Trump would not help Republicans if he topped the ticket, despite his appeal to Americans fed up with politicians, said Representative Justin Amash, a favorite of the conservative Tea Party movement who has endorsed Kentucky Republican Senator Rand Paul for president.
“He does appeal to the anger,” Amash said of Trump, the outspoken real estate mogul who is front-runner to be the party’s presidential nominee.
But he said Trump’s “policy prescriptions will take us in the wrong direction, and it won’t be long before many of those people are angry at him and angry at Republicans again.”

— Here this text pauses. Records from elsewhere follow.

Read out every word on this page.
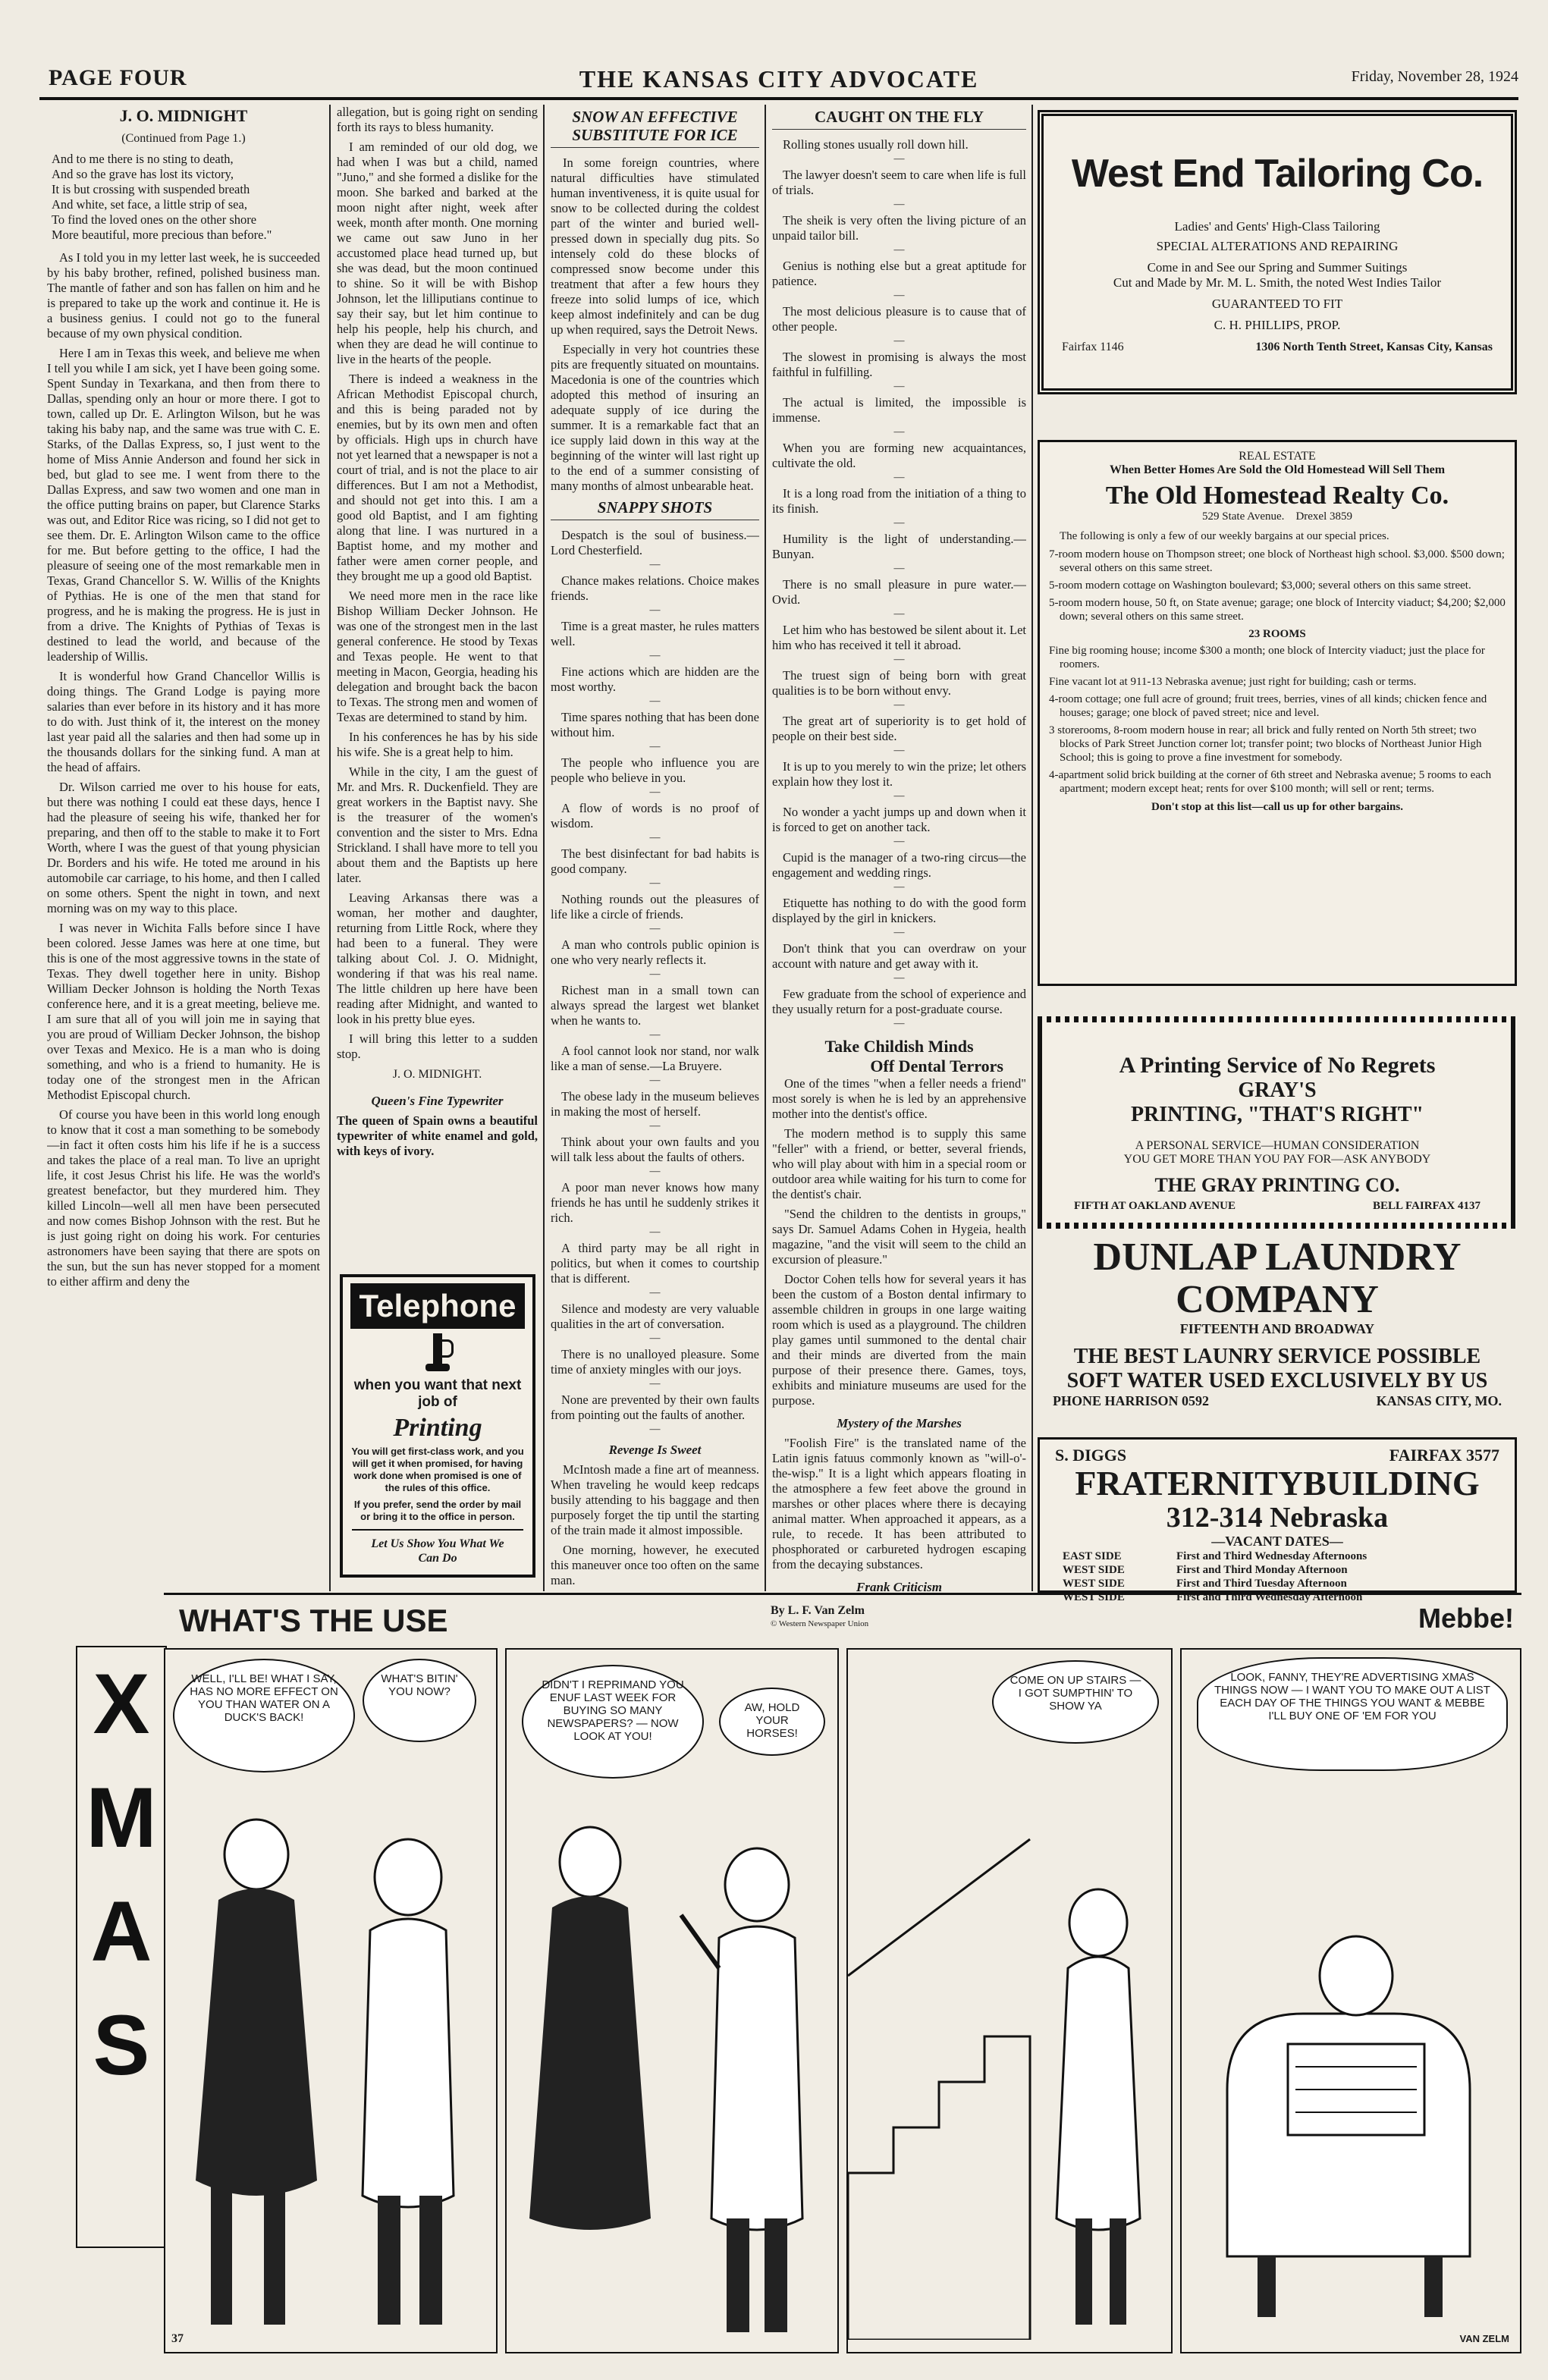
PAGE FOUR	THE KANSAS CITY ADVOCATE	Friday, November 28, 1924
J. O. MIDNIGHT
(Continued from Page 1.)
And to me there is no sting to death,
And so the grave has lost its victory,
It is but crossing with suspended breath
And white, set face, a little strip of sea,
To find the loved ones on the other shore
More beautiful, more precious than before."

As I told you in my letter last week, he is succeeded by his baby brother, refined, polished business man. The mantle of father and son has fallen on him and he is prepared to take up the work and continue it. He is a business genius. I could not go to the funeral because of my own physical condition.

Here I am in Texas this week, and believe me when I tell you while I am sick, yet I have been going some. Spent Sunday in Texarkana, and then from there to Dallas, spending only an hour or more there. I got to town, called up Dr. E. Arlington Wilson, but he was taking his baby nap, and the same was true with C. E. Starks, of the Dallas Express, so, I just went to the home of Miss Annie Anderson and found her sick in bed, but glad to see me. I went from there to the Dallas Express, and saw two women and one man in the office putting brains on paper, but Clarence Starks was out, and Editor Rice was ricing, so I did not get to see them. Dr. E. Arlington Wilson came to the office for me. But before getting to the office, I had the pleasure of seeing one of the most remarkable men in Texas, Grand Chancellor S. W. Willis of the Knights of Pythias. He is one of the men that stand for progress, and he is making the progress. He is just in from a drive. The Knights of Pythias of Texas is destined to lead the world, and because of the leadership of Willis.

It is wonderful how Grand Chancellor Willis is doing things. The Grand Lodge is paying more salaries than ever before in its history and it has more to do with. Just think of it, the interest on the money last year paid all the salaries and then had some up in the thousands dollars for the sinking fund. A man at the head of affairs.

Dr. Wilson carried me over to his house for eats, but there was nothing I could eat these days, hence I had the pleasure of seeing his wife, thanked her for preparing, and then off to the stable to make it to Fort Worth, where I was the guest of that young physician Dr. Borders and his wife. He toted me around in his automobile car carriage, to his home, and then I called on some others. Spent the night in town, and next morning was on my way to this place.

I was never in Wichita Falls before since I have been colored. Jesse James was here at one time, but this is one of the most aggressive towns in the state of Texas. They dwell together here in unity. Bishop William Decker Johnson is holding the North Texas conference here, and it is a great meeting, believe me. I am sure that all of you will join me in saying that you are proud of William Decker Johnson, the bishop over Texas and Mexico. He is a man who is doing something, and who is a friend to humanity. He is today one of the strongest men in the African Methodist Episcopal church.

Of course you have been in this world long enough to know that it cost a man something to be somebody —in fact it often costs him his life if he is a success and takes the place of a real man. To live an upright life, it cost Jesus Christ his life. He was the world's greatest benefactor, but they murdered him. They killed Lincoln—well all men have been persecuted and now comes Bishop Johnson with the rest. But he is just going right on doing his work. For centuries astronomers have been saying that there are spots on the sun, but the sun has never stopped for a moment to either affirm and deny the

allegation, but is going right on sending forth its rays to bless humanity.

I am reminded of our old dog, we had when I was but a child, named "Juno," and she formed a dislike for the moon. She barked and barked at the moon night after night, week after week, month after month. One morning we came out saw Juno in her accustomed place head turned up, but she was dead, but the moon continued to shine. So it will be with Bishop Johnson, let the lilliputians continue to say their say, but let him continue to help his people, help his church, and when they are dead he will continue to live in the hearts of the people.

There is indeed a weakness in the African Methodist Episcopal church, and this is being paraded not by enemies, but by its own men and often by officials. High ups in church have not yet learned that a newspaper is not a court of trial, and is not the place to air differences. But I am not a Methodist, and should not get into this. I am a good old Baptist, and I am fighting along that line. I was nurtured in a Baptist home, and my mother and father were amen corner people, and they brought me up a good old Baptist.

We need more men in the race like Bishop William Decker Johnson. He was one of the strongest men in the last general conference. He stood by Texas and Texas people. He went to that meeting in Macon, Georgia, heading his delegation and brought back the bacon to Texas. The strong men and women of Texas are determined to stand by him.

In his conferences he has by his side his wife. She is a great help to him.

While in the city, I am the guest of Mr. and Mrs. R. Duckenfield. They are great workers in the Baptist navy. She is the treasurer of the women's convention and the sister to Mrs. Edna Strickland. I shall have more to tell you about them and the Baptists up here later.

Leaving Arkansas there was a woman, her mother and daughter, returning from Little Rock, where they had been to a funeral. They were talking about Col. J. O. Midnight, wondering if that was his real name. The little children up here have been reading after Midnight, and wanted to look in his pretty blue eyes.

I will bring this letter to a sudden stop.

J. O. MIDNIGHT.
Queen's Fine Typewriter

The queen of Spain owns a beautiful typewriter of white enamel and gold, with keys of ivory.

Telephone
when you want that next job of
Printing
You will get first-class work, and you will get it when promised, for having work done when promised is one of the rules of this office.
If you prefer, send the order by mail or bring it to the office in person.
Let Us Show You What We Can Do
SNOW AN EFFECTIVE SUBSTITUTE FOR ICE

In some foreign countries, where natural difficulties have stimulated human inventiveness, it is quite usual for snow to be collected during the coldest part of the winter and buried well-pressed down in specially dug pits. So intensely cold do these blocks of compressed snow become under this treatment that after a few hours they freeze into solid lumps of ice, which keep almost indefinitely and can be dug up when required, says the Detroit News.

Especially in very hot countries these pits are frequently situated on mountains. Macedonia is one of the countries which adopted this method of insuring an adequate supply of ice during the summer. It is a remarkable fact that an ice supply laid down in this way at the beginning of the winter will last right up to the end of a summer consisting of many months of almost unbearable heat.

SNAPPY SHOTS

Despatch is the soul of business.—Lord Chesterfield.

—

Chance makes relations. Choice makes friends.

—

Time is a great master, he rules matters well.

—

Fine actions which are hidden are the most worthy.

—

Time spares nothing that has been done without him.

—

The people who influence you are people who believe in you.

—

A flow of words is no proof of wisdom.

—

The best disinfectant for bad habits is good company.

—

Nothing rounds out the pleasures of life like a circle of friends.

—

A man who controls public opinion is one who very nearly reflects it.

—

Richest man in a small town can always spread the largest wet blanket when he wants to.

—

A fool cannot look nor stand, nor walk like a man of sense.—La Bruyere.

—

The obese lady in the museum believes in making the most of herself.

—

Think about your own faults and you will talk less about the faults of others.

—

A poor man never knows how many friends he has until he suddenly strikes it rich.

—

A third party may be all right in politics, but when it comes to courtship that is different.

—

Silence and modesty are very valuable qualities in the art of conversation.

—

There is no unalloyed pleasure. Some time of anxiety mingles with our joys.

—

None are prevented by their own faults from pointing out the faults of another.

—
Revenge Is Sweet

McIntosh made a fine art of meanness. When traveling he would keep redcaps busily attending to his baggage and then purposely forget the tip until the starting of the train made it almost impossible.

One morning, however, he executed this maneuver once too often on the same man.

CAUGHT ON THE FLY

Rolling stones usually roll down hill.

—

The lawyer doesn't seem to care when life is full of trials.

—

The sheik is very often the living picture of an unpaid tailor bill.

—

Genius is nothing else but a great aptitude for patience.

—

The most delicious pleasure is to cause that of other people.

—

The slowest in promising is always the most faithful in fulfilling.

—

The actual is limited, the impossible is immense.

—

When you are forming new acquaintances, cultivate the old.

—

It is a long road from the initiation of a thing to its finish.

—

Humility is the light of understanding.—Bunyan.

—

There is no small pleasure in pure water.—Ovid.

—

Let him who has bestowed be silent about it. Let him who has received it tell it abroad.

—

The truest sign of being born with great qualities is to be born without envy.

—

The great art of superiority is to get hold of people on their best side.

—

It is up to you merely to win the prize; let others explain how they lost it.

—

No wonder a yacht jumps up and down when it is forced to get on another tack.

—

Cupid is the manager of a two-ring circus—the engagement and wedding rings.

—

Etiquette has nothing to do with the good form displayed by the girl in knickers.

—

Don't think that you can overdraw on your account with nature and get away with it.

—

Few graduate from the school of experience and they usually return for a post-graduate course.

—
Take Childish Minds
Off Dental Terrors

One of the times "when a feller needs a friend" most sorely is when he is led by an apprehensive mother into the dentist's office.

The modern method is to supply this same "feller" with a friend, or better, several friends, who will play about with him in a special room or outdoor area while waiting for his turn to come for the dentist's chair.

"Send the children to the dentists in groups," says Dr. Samuel Adams Cohen in Hygeia, health magazine, "and the visit will seem to the child an excursion of pleasure."

Doctor Cohen tells how for several years it has been the custom of a Boston dental infirmary to assemble children in groups in one large waiting room which is used as a playground. The children play games until summoned to the dental chair and their minds are diverted from the main purpose of their presence there. Games, toys, exhibits and miniature museums are used for the purpose.

Mystery of the Marshes

"Foolish Fire" is the translated name of the Latin ignis fatuus commonly known as "will-o'-the-wisp." It is a light which appears floating in the atmosphere a few feet above the ground in marshes or other places where there is decaying animal matter. When approached it appears, as a rule, to recede. It has been attributed to phosphorated or carbureted hydrogen escaping from the decaying substances.

Frank Criticism

West End Tailoring Co.
Ladies' and Gents' High-Class Tailoring
SPECIAL ALTERATIONS AND REPAIRING
Come in and See our Spring and Summer Suitings
Cut and Made by Mr. M. L. Smith, the noted West Indies Tailor
GUARANTEED TO FIT
C. H. PHILLIPS, PROP.
Fairfax 1146	1306 North Tenth Street, Kansas City, Kansas
REAL ESTATE
When Better Homes Are Sold the Old Homestead Will Sell Them
The Old Homestead Realty Co.
529 State Avenue. Drexel 3859
The following is only a few of our weekly bargains at our special prices.
7-room modern house on Thompson street; one block of Northeast high school. $3,000. $500 down; several others on this same street.
5-room modern cottage on Washington boulevard; $3,000; several others on this same street.
5-room modern house, 50 ft, on State avenue; garage; one block of Intercity viaduct; $4,200; $2,000 down; several others on this same street.
23 ROOMS
Fine big rooming house; income $300 a month; one block of Intercity viaduct; just the place for roomers.
Fine vacant lot at 911-13 Nebraska avenue; just right for building; cash or terms.
4-room cottage; one full acre of ground; fruit trees, berries, vines of all kinds; chicken fence and houses; garage; one block of paved street; nice and level.
3 storerooms, 8-room modern house in rear; all brick and fully rented on North 5th street; two blocks of Park Street Junction corner lot; transfer point; two blocks of Northeast Junior High School; this is going to prove a fine investment for somebody.
4-apartment solid brick building at the corner of 6th street and Nebraska avenue; 5 rooms to each apartment; modern except heat; rents for over $100 month; will sell or rent; terms.
Don't stop at this list—call us up for other bargains.
A Printing Service of No Regrets
GRAY'S
PRINTING, "THAT'S RIGHT"
A PERSONAL SERVICE—HUMAN CONSIDERATION
YOU GET MORE THAN YOU PAY FOR—ASK ANYBODY
THE GRAY PRINTING CO.
FIFTH AT OAKLAND AVENUE	BELL FAIRFAX 4137
DUNLAP LAUNDRY
COMPANY
FIFTEENTH AND BROADWAY
THE BEST LAUNRY SERVICE POSSIBLE
SOFT WATER USED EXCLUSIVELY BY US
PHONE HARRISON 0592	KANSAS CITY, MO.
S. DIGGS	FAIRFAX 3577
FRATERNITYBUILDING
312-314 Nebraska
—VACANT DATES—
EAST SIDE	First and Third Wednesday Afternoons
WEST SIDE	First and Third Monday Afternoon
WEST SIDE	First and Third Tuesday Afternoon
WEST SIDE	First and Third Wednesday Afternoon
X
M
A
S
WHAT'S THE USE	By L. F. Van Zelm
© Western Newspaper Union	Mebbe!
WELL, I'LL BE! WHAT I SAY, HAS NO MORE EFFECT ON YOU THAN WATER ON A DUCK'S BACK!
WHAT'S BITIN' YOU NOW?
37
DIDN'T I REPRIMAND YOU ENUF LAST WEEK FOR BUYING SO MANY NEWSPAPERS? — NOW LOOK AT YOU!
AW, HOLD YOUR HORSES!
COME ON UP STAIRS — I GOT SUMPTHIN' TO SHOW YA
LOOK, FANNY, THEY'RE ADVERTISING XMAS THINGS NOW — I WANT YOU TO MAKE OUT A LIST EACH DAY OF THE THINGS YOU WANT & MEBBE I'LL BUY ONE OF 'EM FOR YOU
VAN ZELM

The idea of Trump capturing the Republican nomination seemed highly unlikely just months ago, but it was sinking in as an actual possibility this week across the Republican Party.
In addition to voting for a new president, Americans will elect members of the Senate and the House on Nov. 8. In U.S. politics, a party’s presidential nominee has a big impact on the campaigns of candidates for both chambers of Congress.
At the party gathering, Republican leaders were keen to talk policy, not presidential politics. “What happens above us on the presidential ballot, you really don’t control,” Senator John Thune, a senior party leader from South Dakota, told reporters.
House Speaker Paul Ryan, of Wisconsin, said: “We are not sitting here thinking about who the nominee is going to be. We don’t have time to think about that.”
But in the hallways of the retreat, at a hotel on Baltimore’s restored waterfront, Trump was often the hot topic. He is leading national opinion polls ahead of the Feb. 1 Iowa caucus, the first step in the nominating process.
Representative Jason Chaffetz said it was important to have a presidential nominee who will not “embarrass” the rest of the party’s candidates as they defend the Republican majorities in both congressional chambers.
Chaffetz, who is from Utah, has endorsed Marco Rubio, a Republican senator from Florida. Polls show Rubio in third place behind Trump and Texas Senator Ted Cruz in Iowa.
“Marco Rubio is not going to embarrass us ... He’s not as sensational in his comments as the others, but there’s a good quality to that, and I think that’s also something you look for in a president,” Chaffetz said.
Among other proposals, Trump has called for a temporary ban on Muslims entering the United States and a wall along the U.S. border with Mexico to stop the flow of illegal immigrants.
Representative Tom Cole said Republicans’ fate will be linked closely to the Republican nominee, whoever it is.
Trump would be a wild card, said Cole, of Oklahoma. “I don’t know what he (Trump) will do. I can see a situation where he could be a great asset, because I do think he will bring some people out (to vote) who have not been brought before.”
Representative Peter King of New York agreed that Trump is “more of a gamble” at the top of the ticket.
“The conventional wisdom is that he would hurt more than he would help,” said King, who was unable to attend the retreat but spoke by telephone. “But on the other hand, he is tapping into something (among voters) out there.”